WÜRZBURG

Korruption bei Knauf: Manager schmierte Geschäfte in Algerien

Mit Bestechungsgeldern von etwa 640 000 Euro sorgte ein 82-jähriger Manager dafür, dass Geschäfte des Knauf-Konzerns in Algerien über Jahre hinweg wie geschmiert liefen. Laut Anklageschrift von 2013 müsste ein ehemaliger Geschäftsführer des Baustoff-Konzerns mit einem Komplizen aus dem Unternehmen auf die Anklagebank.

Seit Monaten wird der Termin für die Gerichtsverhandlung erwartet. Aber jetzt machten die Verteidiger Peter Möckesch und Martin Reitmaier auf Anfrage deutlich: „Es wird nicht zu einem Prozess kommen.“

Beide haben seit Monaten Gespräche dazu mit der Justiz geführt. Oberstaatsanwalt Frank Gosselke, Leiter der Abteilung für Wirtschaftsdelikte, bestätigt das in Würzburg auf Anfrage dieser Zeitung. Es seien „ärztliche Atteste vorgelegt worden“, die „ernsthafte Zweifel an der Verhandlungsfähigkeit des älteren Angeschuldigten begründet hatten“.
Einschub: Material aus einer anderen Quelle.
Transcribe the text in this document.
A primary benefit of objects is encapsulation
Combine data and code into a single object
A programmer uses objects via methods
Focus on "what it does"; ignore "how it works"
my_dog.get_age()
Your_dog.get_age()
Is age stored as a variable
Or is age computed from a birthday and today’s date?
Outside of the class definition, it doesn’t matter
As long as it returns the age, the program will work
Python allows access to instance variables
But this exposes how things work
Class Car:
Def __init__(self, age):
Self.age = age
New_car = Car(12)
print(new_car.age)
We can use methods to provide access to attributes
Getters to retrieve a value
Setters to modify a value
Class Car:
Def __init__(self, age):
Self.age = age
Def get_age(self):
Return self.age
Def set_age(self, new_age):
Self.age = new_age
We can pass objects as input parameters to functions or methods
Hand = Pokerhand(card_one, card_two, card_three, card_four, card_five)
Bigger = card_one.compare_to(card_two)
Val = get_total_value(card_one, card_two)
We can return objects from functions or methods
Das erspart dem angesehenen Geschäftsmann die Prangerwirkung eines Auftritts vor Gericht. Auch der unterfränkische Weltkonzern hat wohl kein Interesse an einer öffentlichen Erörterung.

„Mein Mandant hat – wie auch das Unternehmen Knauf – von Beginn des Ermittlungsverfahrens an konsequent und umfassend im Sinne größtmöglicher Transparenz mit den Ermittlungsbehörden zusammengearbeitet und entscheidende Aufklärungshilfe betrieben“, betonte Rechtsanwalt Möckesch. „Entsprechend seiner außergewöhnlichen Reputation und Persönlichkeit hat er einen Strafbefehl des Amtsgerichts sofort akzeptiert. Seine Lebensleistung und seine Verdienste um das Unternehmen bleiben bestehen.“

Der 82-Jährige, der ins Visier der Justiz geraten ist, gilt als Kenner der Verhältnisse in Algerien. Er soll zwischen 2006 und 2010 den Kauf einer algerischen Firma für mehrere Millionen Euro gemanagt haben: In zwei Schritten wollte Knauf 100 Prozent der Anteile des Staatsbetriebes erwerben. Doch dafür forderte ein leitender Mitarbeiter des algerischen Staatsbetriebes Geld.

Mit ihm soll man „im Vorfeld des Kaufs einen Vertrag geschlossen haben“, damit der Erwerb der Anteile so günstig wie möglich ausfällt, hieß es in der Anklage. Dem Algerier wurden laut Justiz „besondere Zahlungen“ versprochen, „wenn eine öffentliche Ausschreibung unterbliebe und eine bestimmte Kaufsumme nicht überschritten“ werde. 340 000 Euro flossen – getarnt über Mittelsmänner – an den Mitarbeiter des algerischen Staatsbetriebes. Dann wurde es schwer, den Betrieb zu 100 Prozent zu übernehmen. Deshalb sollen weitere sechsstellige Zahlungen an Mitglieder des algerischen Staatsbetriebes veranlasst worden sein.

Für Fälle, in denen Zweifel an der Verhandlungsfähigkeit eines Angeklagten bestehen, gibt es klare gesetzliche Regelungen. Denn „kein Prozess“ heißt nicht „unschuldig“ für den 82-Jährigen und einen 65-jährigen Knauf-Mitarbeiter. Die Staatsanwaltschaft nahm ihre Anklage zurück. Aber Oberstaatsanwalt Gosselke beantragte gegen beide Verdächtige Strafbefehle „wegen Bestechung im geschäftlichen Verkehr“.

Beide akzeptierten darin eine Freiheitsstrafe von einem Jahr mit Bewährung sowie eine Geldstrafe – der ältere insgesamt 65 000 Euro, sein jüngerer Komplize wegen Beihilfe etwa 21 000 Euro. Beide akzeptierten die Strafbefehle, womit sie die Bestechung zugaben.

„Bereits im September 2013 wurde gegen eine weitere Person ein Strafbefehl wegen Beihilfe erlassen, der ebenfalls rechtskräftig geworden ist“, sagt Oberstaatsanwalt Frank Gosselke auf Nachfrage. Gegen diese Person wurde eine Freiheitsstrafe von zehn Monaten mit Bewährung verhängt.